Trump Does Not Have Very Bad Intentions
Trump Does Not Have Very Bad Intentions
In Iran, it is interpreted this way: that Trump’s withdrawal from the JCPOA (the nuclear deal) was intended to strike a blow against Iran, and on this basis propaganda and information campaigns are conducted. But this withdrawal is never analyzed in terms of why an action that the previous president had partially accepted became a point of dispute.
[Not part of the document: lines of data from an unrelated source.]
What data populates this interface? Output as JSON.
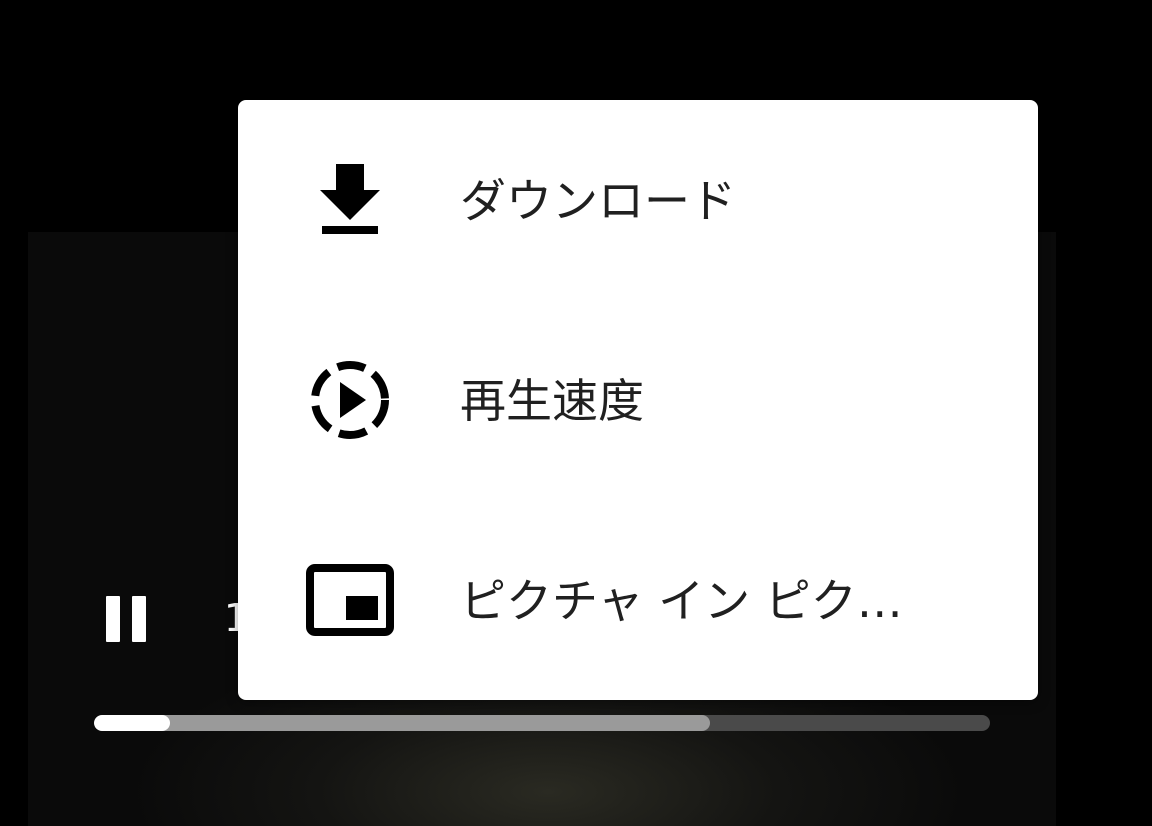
{
  "player": {
    "time_display": "1",
    "progress": {
      "played_fraction": 0.085,
      "buffered_fraction": 0.688
    }
  },
  "menu": {
    "items": [
      {
        "label": "ダウンロード",
        "icon": "download-icon"
      },
      {
        "label": "再生速度",
        "icon": "playback-speed-icon"
      },
      {
        "label": "ピクチャ イン ピク…",
        "icon": "picture-in-picture-icon"
      }
    ]
  },
  "colors": {
    "menu_background": "#ffffff",
    "menu_text": "#202020",
    "progress_played": "#ffffff",
    "progress_buffered": "#9a9a9a",
    "progress_track": "#4a4a4a"
  }
}
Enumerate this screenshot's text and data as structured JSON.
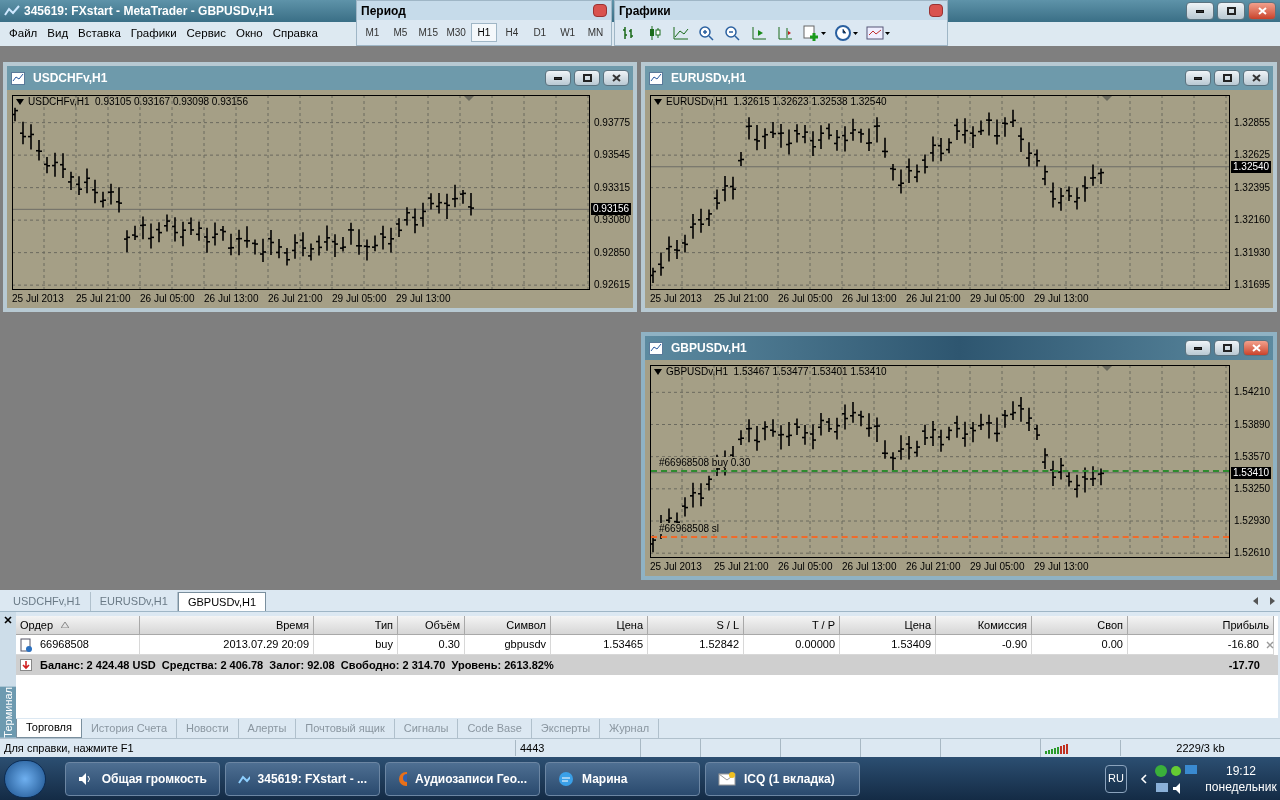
{
  "window": {
    "title": "345619: FXstart - MetaTrader - GBPUSDv,H1"
  },
  "menu": [
    "Файл",
    "Вид",
    "Вставка",
    "Графики",
    "Сервис",
    "Окно",
    "Справка"
  ],
  "period_toolbar": {
    "title": "Период",
    "buttons": [
      {
        "label": "M1",
        "selected": false
      },
      {
        "label": "M5",
        "selected": false
      },
      {
        "label": "M15",
        "selected": false
      },
      {
        "label": "M30",
        "selected": false
      },
      {
        "label": "H1",
        "selected": true
      },
      {
        "label": "H4",
        "selected": false
      },
      {
        "label": "D1",
        "selected": false
      },
      {
        "label": "W1",
        "selected": false
      },
      {
        "label": "MN",
        "selected": false
      }
    ]
  },
  "charts_toolbar": {
    "title": "Графики"
  },
  "chart_windows": [
    {
      "title": "USDCHFv,H1",
      "active": false,
      "header": "USDCHFv,H1  0.93105 0.93167 0.93098 0.93156",
      "price_labels": [
        "0.93775",
        "0.93545",
        "0.93315",
        "0.93080",
        "0.92850",
        "0.92615"
      ],
      "last_price": "0.93156",
      "time_labels": [
        "25 Jul 2013",
        "25 Jul 21:00",
        "26 Jul 05:00",
        "26 Jul 13:00",
        "26 Jul 21:00",
        "29 Jul 05:00",
        "29 Jul 13:00"
      ]
    },
    {
      "title": "EURUSDv,H1",
      "active": false,
      "header": "EURUSDv,H1  1.32615 1.32623 1.32538 1.32540",
      "price_labels": [
        "1.32855",
        "1.32625",
        "1.32395",
        "1.32160",
        "1.31930",
        "1.31695"
      ],
      "last_price": "1.32540",
      "time_labels": [
        "25 Jul 2013",
        "25 Jul 21:00",
        "26 Jul 05:00",
        "26 Jul 13:00",
        "26 Jul 21:00",
        "29 Jul 05:00",
        "29 Jul 13:00"
      ]
    },
    {
      "title": "GBPUSDv,H1",
      "active": true,
      "header": "GBPUSDv,H1  1.53467 1.53477 1.53401 1.53410",
      "price_labels": [
        "1.54210",
        "1.53890",
        "1.53570",
        "1.53250",
        "1.52930",
        "1.52610"
      ],
      "last_price": "1.53410",
      "time_labels": [
        "25 Jul 2013",
        "25 Jul 21:00",
        "26 Jul 05:00",
        "26 Jul 13:00",
        "26 Jul 21:00",
        "29 Jul 05:00",
        "29 Jul 13:00"
      ],
      "order_lines": [
        {
          "kind": "buy",
          "label": "#66968508 buy 0.30",
          "color": "#2e8b2e"
        },
        {
          "kind": "sl",
          "label": "#66968508 sl",
          "color": "#f06a2a"
        }
      ]
    }
  ],
  "doc_tabs": [
    {
      "label": "USDCHFv,H1",
      "selected": false
    },
    {
      "label": "EURUSDv,H1",
      "selected": false
    },
    {
      "label": "GBPUSDv,H1",
      "selected": true
    }
  ],
  "terminal": {
    "side_label": "Терминал",
    "columns": [
      "Ордер",
      "Время",
      "Тип",
      "Объём",
      "Символ",
      "Цена",
      "S / L",
      "T / P",
      "Цена",
      "Комиссия",
      "Своп",
      "Прибыль"
    ],
    "rows": [
      [
        "66968508",
        "2013.07.29 20:09",
        "buy",
        "0.30",
        "gbpusdv",
        "1.53465",
        "1.52842",
        "0.00000",
        "1.53409",
        "-0.90",
        "0.00",
        "-16.80"
      ]
    ],
    "summary": {
      "text": "Баланс: 2 424.48 USD  Средства: 2 406.78  Залог: 92.08  Свободно: 2 314.70  Уровень: 2613.82%",
      "profit": "-17.70"
    },
    "tabs": [
      {
        "label": "Торговля",
        "selected": true
      },
      {
        "label": "История Счета",
        "selected": false
      },
      {
        "label": "Новости",
        "selected": false
      },
      {
        "label": "Алерты",
        "selected": false
      },
      {
        "label": "Почтовый ящик",
        "selected": false
      },
      {
        "label": "Сигналы",
        "selected": false
      },
      {
        "label": "Code Base",
        "selected": false
      },
      {
        "label": "Эксперты",
        "selected": false
      },
      {
        "label": "Журнал",
        "selected": false
      }
    ]
  },
  "status_bar": {
    "help": "Для справки, нажмите F1",
    "count": "4443",
    "traffic": "2229/3 kb"
  },
  "taskbar": {
    "items": [
      {
        "kind": "volume",
        "label": "Общая громкость"
      },
      {
        "kind": "app",
        "label": "345619: FXstart - ..."
      },
      {
        "kind": "browser",
        "label": "Аудиозаписи Гео..."
      },
      {
        "kind": "chat",
        "label": "Марина"
      },
      {
        "kind": "mail",
        "label": "ICQ (1 вкладка)"
      }
    ],
    "language": "RU",
    "time": "19:12",
    "day": "понедельник"
  }
}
Trump Does Not Have Very Bad Intentions

TEHRAN (Iran News) Donald Trump was, in essence, a believer in the Monroe Doctrine, and he also made some changes to it. It became clear to him during the JCPOA process that Europe, led by London and using Obama’s hand, had deprived the United States of entry into—and return to—the Iranian market, and had viewed everything through a European lens. Therefore, he became upset and withdrew himself from the fray. In essence, Trump’s first step in leaving the JCPOA was to break a plan that England had drawn up for the United States. Of course, Iran was also harmed, but the collapse of the JCPOA in the Iranian market mostly harmed a class that, over the past 30 years, had made Iran’s economy exclusive to itself. Companies were supposed to come, contracts were to be prepared, and the interests of this newly rich current were to be renewed. But let us see what the Monroe Doctrine is, to which Trump shows commitment.

The Monroe Doctrine is a fundamental principle in United States foreign policy that was announced on December 2, 1823 by James Monroe, the fifth president of the country. In essence, this doctrine had three main objectives:

Opposition to “new colonialism” by England, which was formulated against the United States and to preserve England’s colonial interests in its colonies.

Opposition to English interference in the affairs of countries that had not yet been colonized.

Creating understanding and cooperation with Europe so that the United States would not interfere in existing conflicts and colonies of England and some other countries such as Portugal, the Netherlands, France, and Belgium.

In practice, this doctrine meant declaring the Western Hemisphere as the “backyard” or exclusive sphere of influence of the United States, granting it the right to respond in the event of European intervention.

Over time, with the discovery of oil and key developments and later interpretations, the nature of this doctrine gradually changed and was used to justify U.S. interventions in the spheres of influence of England and other European countries.

President Theodore Roosevelt, by adding the “Roosevelt Corollary” to this doctrine, granted the United States the right to act as an international police power. According to this, if a Latin American country showed “chronic wrongdoing” in managing its affairs (for example, inability to repay debts to Europe), the United States had the right to intervene militarily in that country to prevent European intervention. This interpretation led to repeated U.S. military interventions in countries such as Haiti, Nicaragua, and the Dominican Republic—and later even Iran.

During the Cold War, the Monroe Doctrine was strengthened and revived to counter the influence of the Soviet Union and communist ideology in the Western Hemisphere. The most famous example was the Cuban Missile Crisis in 1962, during which John F. Kennedy invoked this doctrine to force the Soviet Union to remove its missiles from Cuba.

In the contemporary era, although Barack Obama in 2013 implicitly described that doctrine as obsolete, Donald Trump in 2018 explicitly declared that the Monroe Doctrine is alive and used it to warn rivals such as China and Russia—and more recently Europe—about influence in Latin America and other countries of interest to the United States. This is exactly the same logic seen in the 2025 strategy and the policies of maximum pressure against Venezuela, and in the dealings of America’s 2025 strategy toward Europe.